2. Target performance and procedure of tuning

This chapter describes the target performance, conditions, and the procedure for tuning the Application.

2.1. Target performance and conditions

The followings are the target performance and conditions for tuning the Application.

  • Target performance

    The execution time of the initial A64FX version of the Application was about two times longer than the x86 version. Therefore, to achieve the same or better than the performance of the x86 version, the target performance was decided to reduce the execution time by more than half.

  • Conditions

    The followings are the conditions in this tuning work.

    • Compilation

      • Version: tcsds-1.2.26

      • Options: -Ofast -flto -ffj-ocl -Nclang -Koptmsg=2 -funsafe-math-optimizations -Wno-comment -Nlst=t -mllvm

      * After performing thread parallelization, “-Kopenmp” was added to the above.

    • Execution

      • Computer system: PRIMEHPC FX1000, which has the same architecture as Fugaku

      • Version of middleware: tcsds-1.2.26

      • Parallel number: 480 MPI processes using 480 CPU cores with 10 nodes

        * Even after performing thread parallelization, it was executed with 480 MPI processes and 1 thread per MPI process, unless otherwise specified.

      • Model: Aerodynamics of transonic-flow around aircraft (14 million cells, steady state analysis)

        * Typically, the calculation of this model requires to be iterated until steady state is achieved. But in this case, the number of iterations was fixed at 100. This model was selected for its ease of performance evaluation. It might be smaller than the model used in the larger-scale simulations that most users require, but it is expected that tuning improvements with this model would also be effective to larger-scale simulations.

2.2. Procedure of tuning

The following is the procedure of tuning the Application.

  1. Evaluate the performance of the Application

    The execution time of the entire Application before performing the tuning, this document refers to the version before tuning as the initial version, was measured in order to use for comparison with the performance after performing the tuning. Also, the execution time of each measurement region, which was defined as each algorithm or a bulk of algorithms, was measured in order to make it easier to evaluate the effects of tuning. The measurement results are described in Section 3.1 (Evaluation of the performance).

  2. Measure the cost of each function

    Since the Application is too large and complex, it was difficult to use the fapp (Fujitsu Advanced Performance Profiler) for measuring the performance information of the entire Application or the measurement region. Therefore, fipp (Fujitsu Instant Performance Profiler) was used for measuring the cost of each function in the Application to focus on the target functions for tuning, then fapp was used for measuring the performance information of such functions or loops (in step 3). The measurement results of fipp are described in Section 3.2 (Cost of each function).

    Note that usage of the profiler is described in “Development Studio Profiler User’s Guide” on the user portal.

  3. Tune the Application

    The following procedure, from 3-1 to 3-4, was repeated to achieve the target performance. In this tuning work, each tuning item described in Section 3.3.1 (Tuning items) covers performing a series of steps from 3-1 to 3-4.

    3-1. Select the target for tuning

    The tuning priority was determined based on the cost of each function (output by fipp), and the source code was checked starting from the function with the high cost, and then functions containing loops with potential for performance improvement were selected as targets for tuning. On the other hand, some functions, even with low cost, were also selected as targets for tuning if it was expected to improve the entire Application performance.

    3-2. Analyze

    The functions or loops selected as tuning target in step 3-1 were analyzed with the compiler optimization messages and/or the results of fapp, and then the tuning plan was determined.
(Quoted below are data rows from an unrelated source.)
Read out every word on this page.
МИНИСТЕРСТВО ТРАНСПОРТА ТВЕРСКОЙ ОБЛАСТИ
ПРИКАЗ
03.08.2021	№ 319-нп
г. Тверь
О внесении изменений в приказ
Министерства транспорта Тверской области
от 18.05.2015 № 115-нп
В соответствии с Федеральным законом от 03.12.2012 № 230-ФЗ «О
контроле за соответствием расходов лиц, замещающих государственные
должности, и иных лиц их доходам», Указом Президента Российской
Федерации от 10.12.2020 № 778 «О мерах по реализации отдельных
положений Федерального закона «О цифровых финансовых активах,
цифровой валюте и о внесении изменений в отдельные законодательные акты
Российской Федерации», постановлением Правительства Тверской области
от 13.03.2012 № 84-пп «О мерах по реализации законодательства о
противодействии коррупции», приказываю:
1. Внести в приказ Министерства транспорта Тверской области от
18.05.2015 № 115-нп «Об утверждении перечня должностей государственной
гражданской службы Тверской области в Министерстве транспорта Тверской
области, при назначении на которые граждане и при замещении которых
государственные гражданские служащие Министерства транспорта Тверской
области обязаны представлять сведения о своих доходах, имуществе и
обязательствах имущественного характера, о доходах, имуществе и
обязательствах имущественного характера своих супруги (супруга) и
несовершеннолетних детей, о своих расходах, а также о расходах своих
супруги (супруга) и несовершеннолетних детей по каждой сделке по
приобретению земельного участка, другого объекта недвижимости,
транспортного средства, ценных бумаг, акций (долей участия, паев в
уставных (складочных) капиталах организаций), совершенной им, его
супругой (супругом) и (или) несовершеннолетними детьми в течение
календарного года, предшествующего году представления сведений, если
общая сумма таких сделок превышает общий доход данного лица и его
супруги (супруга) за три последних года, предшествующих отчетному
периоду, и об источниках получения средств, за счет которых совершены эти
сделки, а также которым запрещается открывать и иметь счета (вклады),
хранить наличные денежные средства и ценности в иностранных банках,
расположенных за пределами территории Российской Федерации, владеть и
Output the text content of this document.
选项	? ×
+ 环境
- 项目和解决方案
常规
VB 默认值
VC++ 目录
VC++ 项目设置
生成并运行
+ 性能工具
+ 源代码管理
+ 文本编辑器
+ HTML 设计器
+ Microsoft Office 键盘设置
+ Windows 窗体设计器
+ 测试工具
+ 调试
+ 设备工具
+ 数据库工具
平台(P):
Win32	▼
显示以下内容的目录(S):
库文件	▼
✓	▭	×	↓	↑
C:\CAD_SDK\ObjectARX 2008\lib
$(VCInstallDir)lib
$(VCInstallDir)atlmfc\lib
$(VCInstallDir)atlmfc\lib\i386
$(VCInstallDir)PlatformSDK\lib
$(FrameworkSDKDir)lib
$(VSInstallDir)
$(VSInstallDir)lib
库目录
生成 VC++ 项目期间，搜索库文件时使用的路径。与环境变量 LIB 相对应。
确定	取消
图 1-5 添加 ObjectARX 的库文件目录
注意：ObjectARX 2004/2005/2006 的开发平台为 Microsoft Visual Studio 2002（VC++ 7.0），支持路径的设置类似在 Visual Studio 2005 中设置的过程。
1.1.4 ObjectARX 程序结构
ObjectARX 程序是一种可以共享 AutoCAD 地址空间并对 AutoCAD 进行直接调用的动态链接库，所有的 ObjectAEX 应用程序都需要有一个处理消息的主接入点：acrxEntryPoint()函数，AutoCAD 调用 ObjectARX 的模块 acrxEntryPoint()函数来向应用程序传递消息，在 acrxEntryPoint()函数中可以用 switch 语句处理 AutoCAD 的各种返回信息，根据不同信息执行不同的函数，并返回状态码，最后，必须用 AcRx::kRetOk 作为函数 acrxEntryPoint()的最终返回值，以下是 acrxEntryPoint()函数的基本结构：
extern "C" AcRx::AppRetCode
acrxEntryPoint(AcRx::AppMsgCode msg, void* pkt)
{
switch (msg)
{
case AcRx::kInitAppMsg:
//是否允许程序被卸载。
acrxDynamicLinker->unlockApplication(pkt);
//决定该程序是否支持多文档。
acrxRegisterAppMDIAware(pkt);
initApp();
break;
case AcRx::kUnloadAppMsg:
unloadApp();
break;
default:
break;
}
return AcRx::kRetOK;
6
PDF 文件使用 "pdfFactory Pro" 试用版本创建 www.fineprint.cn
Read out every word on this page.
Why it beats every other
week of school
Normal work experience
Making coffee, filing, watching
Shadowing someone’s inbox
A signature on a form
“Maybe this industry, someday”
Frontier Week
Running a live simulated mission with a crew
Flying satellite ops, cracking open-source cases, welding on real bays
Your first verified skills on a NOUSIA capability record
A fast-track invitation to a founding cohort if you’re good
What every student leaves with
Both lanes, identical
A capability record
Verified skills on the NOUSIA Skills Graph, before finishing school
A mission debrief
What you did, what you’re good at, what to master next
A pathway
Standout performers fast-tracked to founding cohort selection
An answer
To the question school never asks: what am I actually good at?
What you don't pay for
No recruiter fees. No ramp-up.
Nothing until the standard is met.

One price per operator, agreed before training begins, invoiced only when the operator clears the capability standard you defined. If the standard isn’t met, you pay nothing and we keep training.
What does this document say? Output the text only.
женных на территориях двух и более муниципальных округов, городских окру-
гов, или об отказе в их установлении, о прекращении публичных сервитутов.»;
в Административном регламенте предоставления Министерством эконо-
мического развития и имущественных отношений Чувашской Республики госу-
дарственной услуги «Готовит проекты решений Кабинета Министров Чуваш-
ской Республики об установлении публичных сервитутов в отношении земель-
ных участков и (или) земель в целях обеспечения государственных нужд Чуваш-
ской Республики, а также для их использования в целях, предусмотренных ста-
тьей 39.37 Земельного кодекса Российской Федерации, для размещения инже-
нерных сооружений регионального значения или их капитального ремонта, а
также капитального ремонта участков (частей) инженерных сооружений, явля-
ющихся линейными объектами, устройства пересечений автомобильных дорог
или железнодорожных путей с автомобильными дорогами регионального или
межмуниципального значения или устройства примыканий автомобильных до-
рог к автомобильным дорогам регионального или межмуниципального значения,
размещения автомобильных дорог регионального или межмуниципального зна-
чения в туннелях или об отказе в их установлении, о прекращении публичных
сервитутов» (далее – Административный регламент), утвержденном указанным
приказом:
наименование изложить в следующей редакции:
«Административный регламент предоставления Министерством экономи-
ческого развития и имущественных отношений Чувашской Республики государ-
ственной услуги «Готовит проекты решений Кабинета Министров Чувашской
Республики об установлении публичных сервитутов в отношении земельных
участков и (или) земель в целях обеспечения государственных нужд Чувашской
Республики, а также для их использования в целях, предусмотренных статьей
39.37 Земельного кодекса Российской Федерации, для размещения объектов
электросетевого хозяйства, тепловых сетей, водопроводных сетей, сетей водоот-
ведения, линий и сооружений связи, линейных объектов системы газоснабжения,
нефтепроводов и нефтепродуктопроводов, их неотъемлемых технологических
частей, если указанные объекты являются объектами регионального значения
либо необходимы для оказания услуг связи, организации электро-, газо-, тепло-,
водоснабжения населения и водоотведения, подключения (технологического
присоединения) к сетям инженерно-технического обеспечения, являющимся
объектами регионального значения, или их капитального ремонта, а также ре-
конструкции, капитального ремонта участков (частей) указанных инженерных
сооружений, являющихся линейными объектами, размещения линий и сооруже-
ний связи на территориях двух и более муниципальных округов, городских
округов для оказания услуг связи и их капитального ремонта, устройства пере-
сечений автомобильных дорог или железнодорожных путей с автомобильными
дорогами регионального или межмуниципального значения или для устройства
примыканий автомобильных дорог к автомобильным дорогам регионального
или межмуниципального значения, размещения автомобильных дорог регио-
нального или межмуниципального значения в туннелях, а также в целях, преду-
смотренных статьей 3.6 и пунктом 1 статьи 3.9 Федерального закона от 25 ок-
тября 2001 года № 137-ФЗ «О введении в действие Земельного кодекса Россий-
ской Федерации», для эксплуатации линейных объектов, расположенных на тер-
In some cases, tuning priorities were changed or abandoned in view of the ease of tuning and prospects for performance improvement.

    3-3. Tune

    Tuning was performed according to the tuning plan that was determined in step 3-2.

    3-4. Evaluate

    The performance after performing the tuning was evaluated using the fipp or fapp as follows.

    • fipp

    Using fipp, the cost information of target functions and the entire Application before performing the tuning of step 3-3 is compared with that after performing the tuning.

    • fapp

    Using fapp, after narrowing region of the evaluation, “cycle accounting” before performing the tuning of step 3-3 was compared with that after performing the tuning. “cycle accounting” represents the breakdown of execution time of a program per process. In each graph of “cycle accounting” in the following sections, “cycle accounting” of 12 processes which were allocated onto one CMG (Core Memory Group) was shown. Note that region of the evaluation using fapp depends on the tuning items.

  4. Measure the performance of the Application

    After performing the tuning, the execution time was measured in the same way as in step 1. The measurement results are described in Section 3.3.2 (Tuning results). As a result, 44 times of tuning (step 3) and 13 times of measuring the performance of the Application (step 4) was performed in this tuning work.